The ratio of the hexagonal MnBi magnetic phase 10 in the MnBi-based magnetic powder may be, for example, 60 to 98% as an area ratio in a cross-sectional electron micrograph as shown in FIGS. 1 (A) and 2 (A). 70-95%. If the area ratio is too low, the ratio of the nonmagnetic phase tends to increase and the saturation magnetization value tends to decrease. On the other hand, if this area ratio becomes too high, for example, when the particles are larger than the size of the single magnetic domain, the Bi phase 20 that dissolves when the magnetic powder is obtained by performing the heat treatment in the magnetic field decreases. This tends to make it difficult for the hexagonal MnBi magnetic phase 10 to be oriented during heat treatment in a magnetic field. However, when the particles are substantially the same as the single magnetic domain size, the ratio of the hexagonal MnBi magnetic phase 10 may be high because it is not necessary to orient the hexagonal MnBi magnetic phase 10 within the particle.

The MnBi magnetic powder of this embodiment may be a magnet powder that has been heat-treated in a magnetic field. In the MnBi magnetic powder of this embodiment, the hexagonal MnBi magnetic phase has high oxidation resistance. For this reason, the MnBi-based magnetic powder can reduce the decrease in saturation magnetization even when stored for a long time in a high temperature and high humidity environment. Bond magnets and metal magnets formed using such MnBi-based magnetic powder can reduce the decrease in saturation magnetization even when stored for a long time in a high temperature and high humidity environment. Next, some embodiments of the method for producing the MnBi-based magnetic powder will be described below.

According to one embodiment, a method for producing an MnBi-based magnetic powder includes a step of obtaining an MnBi alloy powder, and heating a mixed powder containing the MnBi alloy powder and the Zn powder to 280 to 380 ° C. under reduced pressure to obtain a hexagonal MnBi Forming a magnetic phase and diffusing Zn inside the hexagonal MnBi magnetic phase to obtain a MnBi-based magnetic powder having a Zn content of 0.5 to 8 mass% in the hexagonal MnBi magnetic phase. . Thus, magnetic powder containing MnBi as a main component and Zn or the like as a subcomponent is referred to as MnBi-based magnetic powder in this specification.

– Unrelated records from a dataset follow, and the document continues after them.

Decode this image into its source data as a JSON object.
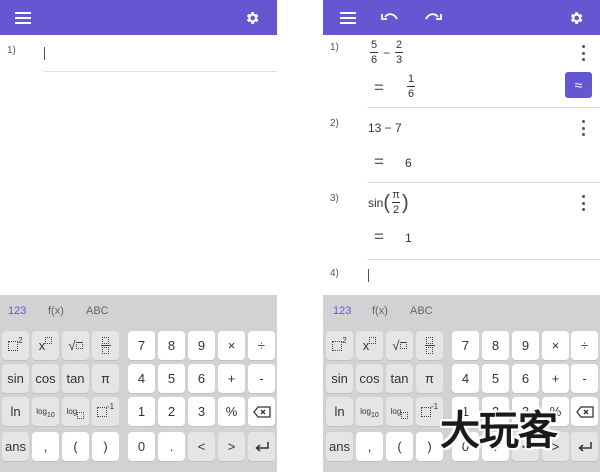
{
  "colors": {
    "accent": "#6557d2",
    "keyboard_bg": "#d2d2d4",
    "key_bg": "#ffffff"
  },
  "left": {
    "rows": [
      {
        "num": "1)"
      }
    ]
  },
  "right": {
    "rows": [
      {
        "num": "1)",
        "frac1_num": "5",
        "frac1_den": "6",
        "op": "−",
        "frac2_num": "2",
        "frac2_den": "3",
        "eq": "=",
        "res_num": "1",
        "res_den": "6",
        "approx": "≈"
      },
      {
        "num": "2)",
        "expr": "13 − 7",
        "eq": "=",
        "result": "6"
      },
      {
        "num": "3)",
        "fn": "sin",
        "arg_num": "π",
        "arg_den": "2",
        "eq": "=",
        "result": "1"
      },
      {
        "num": "4)"
      }
    ]
  },
  "keyboard": {
    "tabs": [
      "123",
      "f(x)",
      "ABC"
    ],
    "row1": {
      "k3": "π",
      "n7": "7",
      "n8": "8",
      "n9": "9",
      "times": "×",
      "divide": "÷",
      "x_label": "x"
    },
    "row2": {
      "sin": "sin",
      "cos": "cos",
      "tan": "tan",
      "pi": "π",
      "n4": "4",
      "n5": "5",
      "n6": "6",
      "plus": "+",
      "minus": "-"
    },
    "row3": {
      "ln": "ln",
      "log10": "log",
      "log10_sub": "10",
      "logb": "log",
      "n1": "1",
      "n2": "2",
      "n3": "3",
      "percent": "%"
    },
    "row4": {
      "ans": "ans",
      "comma": ",",
      "lparen": "(",
      "rparen": ")",
      "n0": "0",
      "dot": ".",
      "left": "<",
      "right": ">"
    },
    "sup_2": "2",
    "sup_m1": "-1"
  },
  "watermark": "大玩客"
}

MnBi alloy powder is obtained by (i) powder metallurgy method for obtaining MnBi alloy powder by crushing and sintering Mn and Bi, and (ii) obtaining MnBi alloy powder by melting and atomizing MnBi alloy. Atomizing method, (iii) Melting method to obtain MnBi alloy powder by pulverizing MnBi alloy lump obtained by melting in an arc furnace, (iv) Quenching the molten MnBi alloy with a roll, It can be manufactured using a liquid quenching method in which MnBi alloy powder is obtained by pulverization. In each method, a chip, a shot, a powder, or the like can be appropriately selected and used as the Mn raw material and the Bi raw material. In addition, as a Zn raw material, a chip, a shot, a powder, or the like can be appropriately selected and used.

Among the methods (i) to (iv) described above, the liquid quenching method (iv) is preferable. In the liquid quenching method (iv), an MnBi alloy powder having a sufficiently small particle size can be obtained by pulverizing a quenched ribbon obtained by quenching a molten alloy with a roll. Thus, Zn can be sufficiently diffused into the hexagonal MnBi magnetic phase in the heat treatment step.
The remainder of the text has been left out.